Les blocs tronculaires du membre supérieur permettent la petite chirurgie de la main dont le temps de garrot n'excède pas 20 minutes. La douleur du garrot est mal tolérée au delà de 20 minutes et nous recommandons de faire un bloc du plexus brachial ou une anesthésie générale. Les blocs tronculaires peuvent se faire pour compléter un bloc du plexus brachial incomplet sur un ou plusieurs territoires nerveux de la main. Ils ont d'autres indications telles que le traitement de la douleur aiguë et de la douleur chronique.

Nous présenterons les blocs au coude et au poignet qui permettent d'anesthésier la main et les doigts. Au coude, les nerfs médian, cubital et radial sont des nerfs mixtes et le nerf musculo-cutané est sensitif. Au poignet, les nerfs médian et cubital sont mixtes et le nerf radial est sensitif. Les abords au coude de réalisation plus difficile que les abords au poignet et non dénués de risque n'ont d'indication que. s'il est nécessaire d'obtenir une anesthésie de l'extrémité inférieure de l'avant bras (figures n° 1 et 2).
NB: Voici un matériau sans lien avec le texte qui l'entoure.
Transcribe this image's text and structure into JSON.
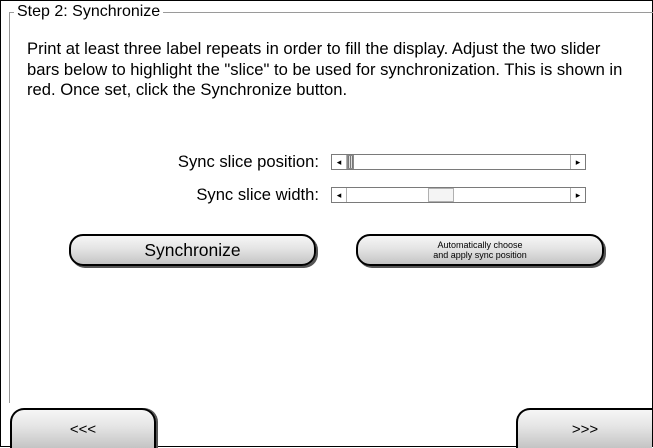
{
  "step": {
    "title": "Step 2: Synchronize",
    "instructions": "Print at least three label repeats in order to fill the display. Adjust the two slider bars below to highlight the \"slice\" to be used for synchronization.  This is shown in red.  Once set, click the Synchronize button."
  },
  "sliders": {
    "position": {
      "label": "Sync slice position:",
      "left_arrow": "◂",
      "right_arrow": "▸",
      "value_fraction": 0.02
    },
    "width": {
      "label": "Sync slice width:",
      "left_arrow": "◂",
      "right_arrow": "▸",
      "value_fraction": 0.42
    }
  },
  "buttons": {
    "synchronize": "Synchronize",
    "auto_line1": "Automatically choose",
    "auto_line2": "and apply sync position",
    "prev": "<<<",
    "next": ">>>"
  }
}
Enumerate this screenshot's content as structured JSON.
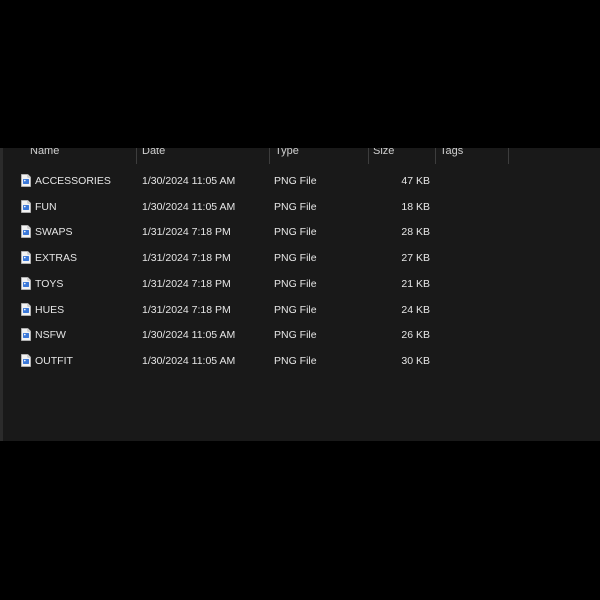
{
  "header": {
    "columns": [
      "Name",
      "Date",
      "Type",
      "Size",
      "Tags"
    ]
  },
  "files": [
    {
      "name": "ACCESSORIES",
      "date": "1/30/2024 11:05 AM",
      "type": "PNG File",
      "size": "47 KB"
    },
    {
      "name": "FUN",
      "date": "1/30/2024 11:05 AM",
      "type": "PNG File",
      "size": "18 KB"
    },
    {
      "name": "SWAPS",
      "date": "1/31/2024 7:18 PM",
      "type": "PNG File",
      "size": "28 KB"
    },
    {
      "name": "EXTRAS",
      "date": "1/31/2024 7:18 PM",
      "type": "PNG File",
      "size": "27 KB"
    },
    {
      "name": "TOYS",
      "date": "1/31/2024 7:18 PM",
      "type": "PNG File",
      "size": "21 KB"
    },
    {
      "name": "HUES",
      "date": "1/31/2024 7:18 PM",
      "type": "PNG File",
      "size": "24 KB"
    },
    {
      "name": "NSFW",
      "date": "1/30/2024 11:05 AM",
      "type": "PNG File",
      "size": "26 KB"
    },
    {
      "name": "OUTFIT",
      "date": "1/30/2024 11:05 AM",
      "type": "PNG File",
      "size": "30 KB"
    }
  ],
  "icons": {
    "file": "png-file-icon"
  },
  "colors": {
    "background": "#191919",
    "text": "#e6e6e6",
    "icon_accent": "#3b78d8"
  }
}
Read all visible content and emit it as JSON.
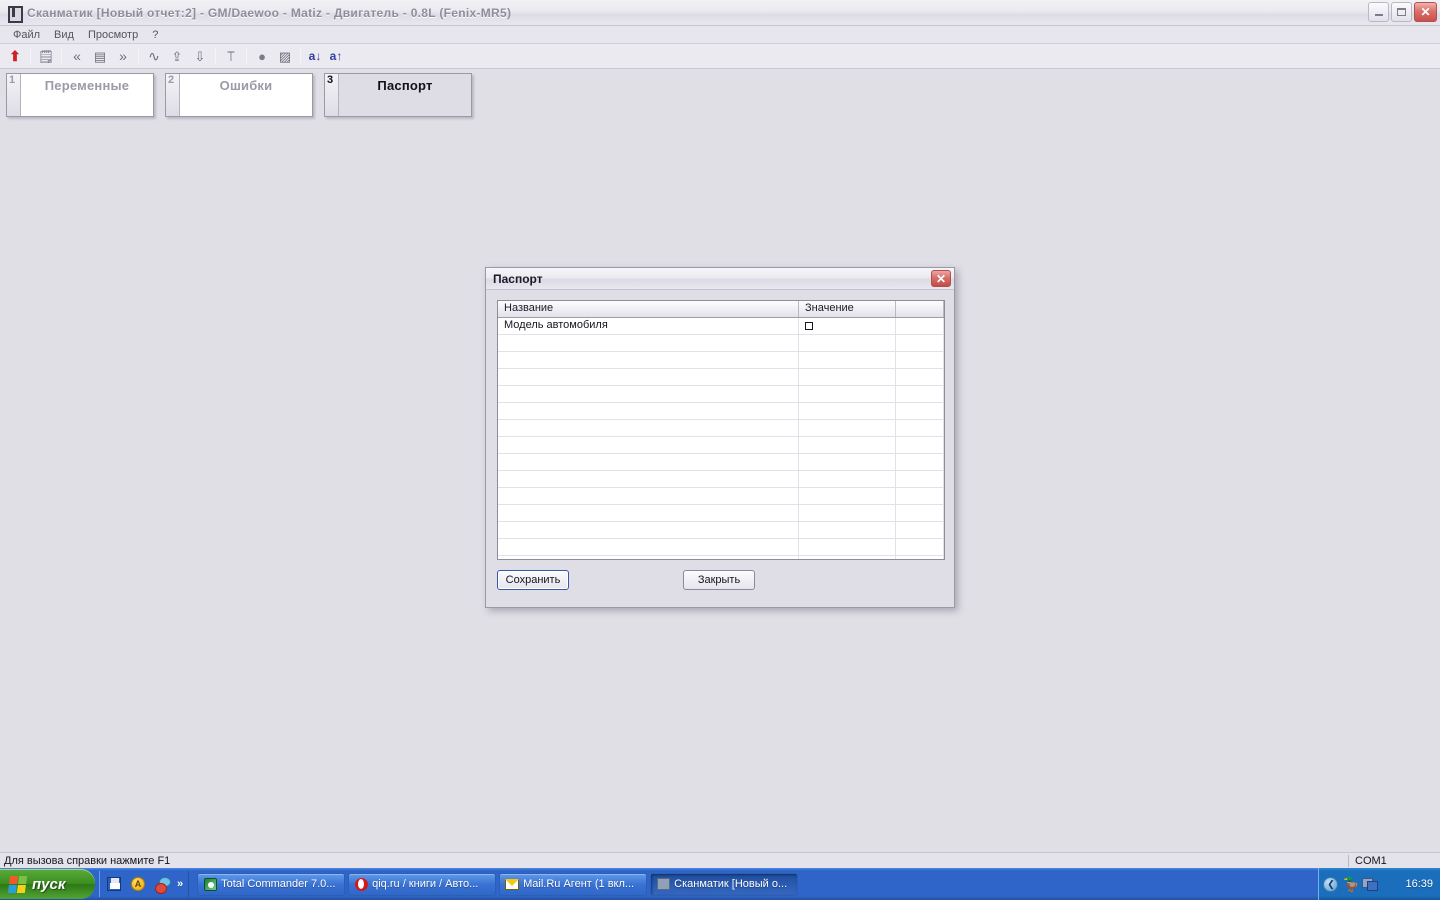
{
  "window": {
    "title": "Сканматик [Новый отчет:2] - GM/Daewoo - Matiz - Двигатель - 0.8L (Fenix-MR5)",
    "app_icon": "scanner-icon",
    "controls": {
      "minimize": "minimize-icon",
      "maximize": "restore-icon",
      "close": "✕"
    }
  },
  "menubar": {
    "items": [
      {
        "label": "Файл"
      },
      {
        "label": "Вид"
      },
      {
        "label": "Просмотр"
      },
      {
        "label": "?"
      }
    ]
  },
  "toolbar": {
    "buttons": [
      {
        "name": "upload-arrow-icon",
        "glyph": "⬆",
        "accent": "#cc2222"
      },
      {
        "name": "edit-report-icon",
        "glyph": "🗒"
      },
      {
        "name": "prev-page-icon",
        "glyph": "«"
      },
      {
        "name": "list-view-icon",
        "glyph": "▤"
      },
      {
        "name": "next-page-icon",
        "glyph": "»"
      },
      {
        "name": "waveform-icon",
        "glyph": "∿"
      },
      {
        "name": "add-channel-icon",
        "glyph": "⇪"
      },
      {
        "name": "remove-channel-icon",
        "glyph": "⇩"
      },
      {
        "name": "trigger-icon",
        "glyph": "⟙"
      },
      {
        "name": "record-icon",
        "glyph": "●"
      },
      {
        "name": "snapshot-icon",
        "glyph": "▨"
      },
      {
        "name": "font-decrease-icon",
        "glyph": "a↓"
      },
      {
        "name": "font-increase-icon",
        "glyph": "a↑"
      }
    ]
  },
  "tabs": [
    {
      "num": "1",
      "label": "Переменные",
      "active": false
    },
    {
      "num": "2",
      "label": "Ошибки",
      "active": false
    },
    {
      "num": "3",
      "label": "Паспорт",
      "active": true
    }
  ],
  "dialog": {
    "title": "Паспорт",
    "close_glyph": "✕",
    "grid": {
      "columns": [
        "Название",
        "Значение",
        ""
      ],
      "rows": [
        {
          "name": "Модель автомобиля",
          "value_glyph": "box",
          "extra": ""
        },
        {
          "name": "",
          "value_glyph": "",
          "extra": ""
        },
        {
          "name": "",
          "value_glyph": "",
          "extra": ""
        },
        {
          "name": "",
          "value_glyph": "",
          "extra": ""
        },
        {
          "name": "",
          "value_glyph": "",
          "extra": ""
        },
        {
          "name": "",
          "value_glyph": "",
          "extra": ""
        },
        {
          "name": "",
          "value_glyph": "",
          "extra": ""
        },
        {
          "name": "",
          "value_glyph": "",
          "extra": ""
        },
        {
          "name": "",
          "value_glyph": "",
          "extra": ""
        },
        {
          "name": "",
          "value_glyph": "",
          "extra": ""
        },
        {
          "name": "",
          "value_glyph": "",
          "extra": ""
        },
        {
          "name": "",
          "value_glyph": "",
          "extra": ""
        },
        {
          "name": "",
          "value_glyph": "",
          "extra": ""
        },
        {
          "name": "",
          "value_glyph": "",
          "extra": ""
        },
        {
          "name": "",
          "value_glyph": "",
          "extra": ""
        }
      ]
    },
    "save_label": "Сохранить",
    "close_label": "Закрыть"
  },
  "statusbar": {
    "hint": "Для вызова справки нажмите F1",
    "port": "COM1"
  },
  "taskbar": {
    "start_label": "пуск",
    "quicklaunch": [
      {
        "name": "floppy-save-icon"
      },
      {
        "name": "acrobat-icon",
        "glyph": "A"
      },
      {
        "name": "mixer-icon"
      }
    ],
    "quicklaunch_more": "»",
    "tasks": [
      {
        "label": "Total Commander 7.0...",
        "icon": "total-commander-icon",
        "active": false
      },
      {
        "label": "qiq.ru / книги / Авто...",
        "icon": "opera-icon",
        "active": false
      },
      {
        "label": "Mail.Ru Агент (1 вкл...",
        "icon": "mail-envelope-icon",
        "active": false
      },
      {
        "label": "Сканматик [Новый о...",
        "icon": "scanmatik-icon",
        "active": true
      }
    ],
    "tray": {
      "collapse_glyph": "❮",
      "icons": [
        {
          "name": "duck-icon",
          "glyph": "🦆"
        },
        {
          "name": "network-icon"
        },
        {
          "name": "pencil-icon"
        }
      ],
      "time": "16:39"
    }
  },
  "colors": {
    "desktop": "#e0dfe6",
    "taskbar_blue": "#2f64c8",
    "start_green": "#3c8f20",
    "close_red": "#c9504c",
    "toolbar_accent": "#2f3d9c"
  }
}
Le matériel nécessaire se résume à une aiguille courte à biseau court, une seringue plastique de 10 ml, des compresses, de l'alcool iodé et des gants stériles. Le patient est installé en décubitus dorsal le bras en abduction à 90°. La voie veineuse et l'ECG ne sont pas nécessaires car les blocs périphériques sont exempts de tout retentissement neurologique, cardiovasculaire et respiratoire. Le repérage par neurostimulation a un intérêt pour les nerfs mixtes, permettant d'abandonner la technique de repérage par recherche de paresthésies, et d'injecter de faibles volumes (0,15 ml/kg avec un maximum de 7 ml chez l'adulte au coude et 0,10 ml/kg avec un maximum de 5 ml chez l'adulte au poignet) à proximité du nerf avec un délai d'installation court. Les réponses musculaires motrices lors de la neuro-stimulation sont, pour le médian une flexion-pronation du poignet et une flexion des 2è et 3è doigts, pour le cubital une inclinaison cubitale du poignet et une flexion des 4è et 5è doigts ; pour le radial : une extension du coude, du poignet et des doigts. Pour les nerfs sensitifs ou en absence de neurostimulateur on fait un repérape par recherche de paresthésie ou une infiltration régionale avec l'injection d'un plus grand volume (7 à 8 ml) qui réalise un barrage d'anesthésique local sur le trajet du nerf.

Bloc du nerf médian

Rappel anatomique

Au coude, le nerf médian est en dedans de l'artère humérale, dans la gouttière bicipitale interne entre le tendon du biceps et le muscle brachial antérieur qui le sépare de l'articulation. Au poignet, le nerf médian chemine sous le tendon du long palmaire en dedans qui est inconstant (absent chez 10 % des sujets), entre le tendon du fléchisseur radial du carpe en dehors et le tendon fléchisseur superficiel des doigts destiné à l'index en arrière. Il donne 3 à 4 cm au-dessus du pli du poignet son rameau cutané palmaire. Il se termine à la partie proximale de la paume par les nerfs digitaux palmaires communs 1, II et III essentiellement sensitifs et le rameau musculaire thénarien qui assure l'innervation des muscles de l'éminence thénar.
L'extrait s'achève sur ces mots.